You'll probably mostly find that preference in east Asia and native Americans. There's oftnly a biased, where people from a certain ethnic-cultural group are more attracted to their own.
I think that's true to a certain extent. The ancient Greeks were certainly aware of differences in pigmentation by area, but, having a healthy sense of self esteem, they held that unlike the too pale northerners and the too dark "Ethiopians", they were "just right".
However, as Aberdeen said, for others it's a question of "opposites attract". Then, there's the fact that elite groups who are an intrusive force with perhaps a different "phenotype" will favor their own phenotype, and people in lower social groups will come to favor it too, as a sign of privilege. That was partly the case for the preference for blonde hair in the Middle Ages and the Renaissance, I think.
You might want to pick up a copy of the book "The White Lotus" by John Hersey to see how it would work in a future world where the Chinese conquered the West:
It also changes with time and fashions...the ideal of beauty in the high Middle Ages was for women to be as hairless as possible (perhaps for a contrast with men) so they plucked out a lot of hair along their foreheads, and even their eyelashes and eyebrows.
They also prized women being pregnant so the pregnant silhouette was preferred; if you weren't pregnant you wore a sort of cushion under your dress. I don't think that it's at all a look that would appeal to men today.
http://blogs.getty.edu/iris/files/2011/06/liberal_arts1.jpg
For a time in the nineteenth century, the "Circassian" woman was held to be the epitome of female beauty. Hucksters and marketeers made a fortune selling products guaranteed to make you look like one. I'm partial to that look myself, but then I think everybody looks better with dark hair...a better contrast with pale features, for sure. I've even been known to put a darker rinse in my hair just to get that effect.

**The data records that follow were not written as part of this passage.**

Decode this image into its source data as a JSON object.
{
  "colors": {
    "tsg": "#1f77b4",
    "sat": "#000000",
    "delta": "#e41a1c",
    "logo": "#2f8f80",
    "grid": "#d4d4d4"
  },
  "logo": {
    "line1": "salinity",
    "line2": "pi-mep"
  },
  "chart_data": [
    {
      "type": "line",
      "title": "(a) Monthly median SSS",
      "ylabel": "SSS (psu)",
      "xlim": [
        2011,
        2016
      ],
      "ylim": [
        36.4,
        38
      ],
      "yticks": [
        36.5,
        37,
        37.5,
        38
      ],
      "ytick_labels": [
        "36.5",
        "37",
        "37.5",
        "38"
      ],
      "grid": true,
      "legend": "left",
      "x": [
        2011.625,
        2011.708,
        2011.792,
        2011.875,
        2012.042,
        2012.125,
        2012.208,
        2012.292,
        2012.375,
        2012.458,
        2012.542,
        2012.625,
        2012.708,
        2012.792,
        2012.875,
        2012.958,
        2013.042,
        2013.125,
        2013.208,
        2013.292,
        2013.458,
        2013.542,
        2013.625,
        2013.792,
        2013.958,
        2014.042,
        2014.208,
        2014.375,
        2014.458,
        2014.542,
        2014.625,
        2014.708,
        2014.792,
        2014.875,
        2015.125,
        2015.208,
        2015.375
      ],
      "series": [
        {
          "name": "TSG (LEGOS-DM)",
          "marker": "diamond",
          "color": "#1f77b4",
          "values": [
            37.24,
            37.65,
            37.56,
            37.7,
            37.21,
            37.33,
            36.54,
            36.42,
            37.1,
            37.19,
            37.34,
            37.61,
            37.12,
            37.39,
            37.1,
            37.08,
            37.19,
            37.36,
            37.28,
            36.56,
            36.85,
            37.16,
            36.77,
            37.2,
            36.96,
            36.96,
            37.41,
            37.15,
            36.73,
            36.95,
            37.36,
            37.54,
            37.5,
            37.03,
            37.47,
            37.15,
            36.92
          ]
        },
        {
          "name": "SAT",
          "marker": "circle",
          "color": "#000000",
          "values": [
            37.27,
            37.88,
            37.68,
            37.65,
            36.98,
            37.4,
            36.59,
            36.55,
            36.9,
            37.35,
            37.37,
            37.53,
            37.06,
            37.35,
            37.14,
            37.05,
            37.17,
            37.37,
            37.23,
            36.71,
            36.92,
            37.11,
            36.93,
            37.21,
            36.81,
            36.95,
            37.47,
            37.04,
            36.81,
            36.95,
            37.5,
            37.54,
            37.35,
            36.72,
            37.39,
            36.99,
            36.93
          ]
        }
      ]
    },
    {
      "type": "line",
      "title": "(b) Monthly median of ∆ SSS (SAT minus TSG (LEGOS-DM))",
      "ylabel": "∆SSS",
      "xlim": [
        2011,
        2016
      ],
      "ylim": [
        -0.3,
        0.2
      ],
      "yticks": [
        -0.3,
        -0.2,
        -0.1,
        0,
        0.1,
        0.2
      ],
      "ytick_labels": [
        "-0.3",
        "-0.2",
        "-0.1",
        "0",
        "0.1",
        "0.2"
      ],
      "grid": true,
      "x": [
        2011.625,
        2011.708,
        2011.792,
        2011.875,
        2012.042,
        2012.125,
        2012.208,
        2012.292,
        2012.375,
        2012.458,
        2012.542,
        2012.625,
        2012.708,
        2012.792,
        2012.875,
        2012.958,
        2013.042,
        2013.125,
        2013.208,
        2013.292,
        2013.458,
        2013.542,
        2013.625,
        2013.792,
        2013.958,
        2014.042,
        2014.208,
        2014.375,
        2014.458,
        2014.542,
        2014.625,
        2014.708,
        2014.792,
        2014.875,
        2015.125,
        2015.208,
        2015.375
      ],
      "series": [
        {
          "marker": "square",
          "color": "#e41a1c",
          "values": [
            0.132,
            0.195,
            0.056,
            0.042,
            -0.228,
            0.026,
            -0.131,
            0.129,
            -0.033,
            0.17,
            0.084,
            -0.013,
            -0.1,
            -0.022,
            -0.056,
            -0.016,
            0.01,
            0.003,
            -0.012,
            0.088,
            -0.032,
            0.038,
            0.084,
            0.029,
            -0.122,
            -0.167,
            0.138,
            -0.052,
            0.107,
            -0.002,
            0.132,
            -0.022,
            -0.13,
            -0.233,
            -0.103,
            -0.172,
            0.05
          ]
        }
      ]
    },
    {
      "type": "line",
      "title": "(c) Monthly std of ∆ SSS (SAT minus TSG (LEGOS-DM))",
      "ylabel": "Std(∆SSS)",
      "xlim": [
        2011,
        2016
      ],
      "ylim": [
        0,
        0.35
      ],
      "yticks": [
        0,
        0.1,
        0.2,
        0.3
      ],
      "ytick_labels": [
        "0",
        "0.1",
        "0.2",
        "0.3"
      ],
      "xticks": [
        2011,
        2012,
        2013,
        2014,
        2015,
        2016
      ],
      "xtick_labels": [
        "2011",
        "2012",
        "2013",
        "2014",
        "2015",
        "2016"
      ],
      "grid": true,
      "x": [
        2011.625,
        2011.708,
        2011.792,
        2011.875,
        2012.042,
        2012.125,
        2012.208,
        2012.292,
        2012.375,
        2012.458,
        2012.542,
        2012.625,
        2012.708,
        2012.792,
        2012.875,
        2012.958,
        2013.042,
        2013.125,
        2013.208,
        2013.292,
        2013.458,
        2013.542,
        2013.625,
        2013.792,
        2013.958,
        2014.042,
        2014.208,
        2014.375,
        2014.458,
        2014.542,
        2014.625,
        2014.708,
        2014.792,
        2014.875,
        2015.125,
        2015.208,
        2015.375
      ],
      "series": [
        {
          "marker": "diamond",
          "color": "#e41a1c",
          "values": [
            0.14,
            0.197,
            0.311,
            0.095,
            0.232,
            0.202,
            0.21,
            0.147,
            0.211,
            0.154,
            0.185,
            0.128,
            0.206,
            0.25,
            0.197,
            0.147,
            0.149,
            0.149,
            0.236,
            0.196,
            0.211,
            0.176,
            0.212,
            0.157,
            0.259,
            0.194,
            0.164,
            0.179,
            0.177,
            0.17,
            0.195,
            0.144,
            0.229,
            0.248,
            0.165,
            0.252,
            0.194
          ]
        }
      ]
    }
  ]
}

That's not to mention the changes in preference over the twentieth century for large mouth versus small mouth, a tan versus indoor pale, a boyish figure versus a voluptuous one and on and on. Or, what about the influence of advertising and the mass media? I can tell you for a fact that the decisions made by a very small group of people dictate what we consider "attractive", whether we know it or not. That partly explains the difference in the number of actresses sporting blonde hair versus dark hair now, or how "a 4 became the new 6, and the 2 the new 4". (It's from The Devil Wears Prada, a movie I'm sure you didn't see. I was there, and I could see it happening. The sample sizes came in a size 6, so that's the size you had to be to be a model. Then, they decided it had to be a four, and then sometimes a two...that's why models are anorexic...they have to starve to get to that size when they also have to be 5'10.)
It's all complicated, and, indeed, subjective.